Continued weakness in the yen could reignite the so-called carry trade. Opportunistic traders are incentivized to sell or take out short positions against a depreciating yen and use the proceeds to buy other assets, including currencies, bonds, equities, and precious metals.

Of course, the yen carry trade can reverse suddenly at any time and cause sharp drawdowns in the assets that had benefited from it. But analysts at JPMorgan note that a broader “debasement trade” is likely to continue driving global central bank and individual investor demand for gold.

More investors are growing concerned about the risk of all fiat currencies being debased.  They face the prospect of being unable to get enough yield on paper instruments to compensate for that risk. They also seek protection from geopolitical risk as conflict in the Middle East intensifies and the U.S. continues to fund a war against Russia that could even spark a nuclear confrontation.

For these reasons, gold’s run to new records may be far from finished. The monetary metal posted a new all-time weekly closing high last week.  The gold is off a slightly, down 0.5% in this week’s trading however to bring spot prices to $2,654 per ounce.

Turning to silver, bulls are eyeing a potential breakout to new multi-year highs above the $33 level. As of this Friday recording, silver checks in at $32.27 an ounce, up 1.5% for the week.

As for the platinum group metals they are off a little bit this week. Platinum is down 1.2% to trade at $1,001, while palladium is posting a weekly loss of 1.9% to come in at $1,032 per ounce.

Although the PGMs have been struggling to gain traction in 2024, their supply and demand fundamentals are looking better and better.  The World Platinum Investment Council estimates that the physical platinum market will record a deficit of over 1 million ounces this year. Platinum supply is forecast to drop by 1% even as demand increases by 3%. It doesn’t take a Ph.D. in economics to recognize what falling supply combined with rising demand means. It means there will be shortages unless supply rises or demand falls — or both.

There is one thing that will encourage mines to produce more platinum and industrial users to consume less of it. That one thing is higher prices.

We’ve talked about the silver deficit many times.  Silver demand has outstripped supply for three straight years. The deficit is on pace to grow to over 200 million ounces in 2024, which would be the second highest on record.

Again, the one thing that will push supply and demand back into balance is higher prices.

In other news, the first and likely only Vice Presidential debate took place on Tuesday. Democrat Tim Walz and Republican JD Vance squared off in what turned out to be a surprisingly cordial exchange of ideas.

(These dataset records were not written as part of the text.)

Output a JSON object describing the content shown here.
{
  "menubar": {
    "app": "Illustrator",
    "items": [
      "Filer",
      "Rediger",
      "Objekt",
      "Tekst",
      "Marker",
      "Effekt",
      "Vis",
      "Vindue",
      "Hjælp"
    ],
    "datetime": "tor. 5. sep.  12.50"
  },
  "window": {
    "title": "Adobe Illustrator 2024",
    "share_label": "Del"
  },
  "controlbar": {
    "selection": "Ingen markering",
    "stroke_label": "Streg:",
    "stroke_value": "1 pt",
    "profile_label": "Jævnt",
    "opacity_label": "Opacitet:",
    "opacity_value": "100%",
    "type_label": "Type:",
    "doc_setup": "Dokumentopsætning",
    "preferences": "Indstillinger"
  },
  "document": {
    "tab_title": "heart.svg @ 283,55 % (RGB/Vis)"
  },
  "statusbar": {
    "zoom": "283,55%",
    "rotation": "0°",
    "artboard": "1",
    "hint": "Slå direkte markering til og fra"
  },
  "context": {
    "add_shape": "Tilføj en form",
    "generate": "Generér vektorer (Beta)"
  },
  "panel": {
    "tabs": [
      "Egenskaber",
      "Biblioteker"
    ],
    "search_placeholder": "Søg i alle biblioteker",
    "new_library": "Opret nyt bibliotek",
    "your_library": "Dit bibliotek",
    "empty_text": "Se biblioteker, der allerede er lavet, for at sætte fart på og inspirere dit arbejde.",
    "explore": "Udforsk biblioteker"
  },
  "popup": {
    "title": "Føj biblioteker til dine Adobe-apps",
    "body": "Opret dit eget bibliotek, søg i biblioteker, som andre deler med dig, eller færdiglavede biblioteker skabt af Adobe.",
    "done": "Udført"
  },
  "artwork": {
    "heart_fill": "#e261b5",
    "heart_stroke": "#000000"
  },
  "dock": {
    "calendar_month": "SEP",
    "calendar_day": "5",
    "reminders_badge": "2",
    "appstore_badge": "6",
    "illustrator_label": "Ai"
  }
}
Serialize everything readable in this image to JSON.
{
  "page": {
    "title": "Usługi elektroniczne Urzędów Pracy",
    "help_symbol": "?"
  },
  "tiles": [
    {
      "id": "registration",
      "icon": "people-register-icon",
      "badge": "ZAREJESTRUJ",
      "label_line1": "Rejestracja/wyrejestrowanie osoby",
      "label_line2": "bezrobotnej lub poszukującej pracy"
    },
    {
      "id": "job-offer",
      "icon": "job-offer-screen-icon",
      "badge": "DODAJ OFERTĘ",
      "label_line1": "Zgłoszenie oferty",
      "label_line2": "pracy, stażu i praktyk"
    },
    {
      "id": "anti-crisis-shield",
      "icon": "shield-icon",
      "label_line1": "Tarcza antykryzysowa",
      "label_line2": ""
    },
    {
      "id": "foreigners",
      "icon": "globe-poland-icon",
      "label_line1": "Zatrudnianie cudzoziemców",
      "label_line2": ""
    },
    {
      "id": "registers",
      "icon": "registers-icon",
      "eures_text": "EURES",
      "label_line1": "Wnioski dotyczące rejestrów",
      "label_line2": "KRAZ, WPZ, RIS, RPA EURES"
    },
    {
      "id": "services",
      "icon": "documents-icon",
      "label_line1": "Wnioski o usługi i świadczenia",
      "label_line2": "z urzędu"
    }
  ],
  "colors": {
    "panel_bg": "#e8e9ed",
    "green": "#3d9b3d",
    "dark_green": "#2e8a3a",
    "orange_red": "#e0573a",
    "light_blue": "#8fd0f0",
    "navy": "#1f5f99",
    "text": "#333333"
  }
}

At one point, CBS News moderator Norah O’Donnel pressed the candidates on the ballooning budget deficit. She cited a study that concluded Kamala Harris’ proposals would increase the deficit by $1.2 trillion and that Donald Trump’s policies would bump it up by even more.

Of course, the Trump campaign disputes this.  But the reality is that neither Trump nor Harris has any sort of plan to actually shrink the deficit. Both Vance and Walz dodged the question of what they would do about it.

It may be the politically smart thing to do. The only way to put federal finances on a sustainable path would be to make massive cuts in spending that is considered mandatory in Washington.

The candidates aren’t going to call for cuts to entitlement benefits that have been promised to millions of people.  They aren’t going to call for cuts to national defense. And they aren’t going to call for the government to default on its bonds. The government currently spends more on interest payments to service its debt, by the way, than it does on defense.

That leaves a relatively small amount of discretionary spending that could be put on the table for cost saving. Trump has talked about getting rid of the Department of Education and defunding Diversity, Equity, and Inclusion offices, among other things.

But as happened so often during his first term, various attempts by Trump to drain the swamp would likely be thwarted by Congress, the courts, and the entrenched deep state bureaucracy. Even if Trump finds ways to more successfully drain the swamp in a second term, he will face an overwhelming abyss of politically untouchable spending.

The national debt will keep rising at a steep trajectory regardless of who wins in November. And in turn, the U.S. dollar will continue to get debased.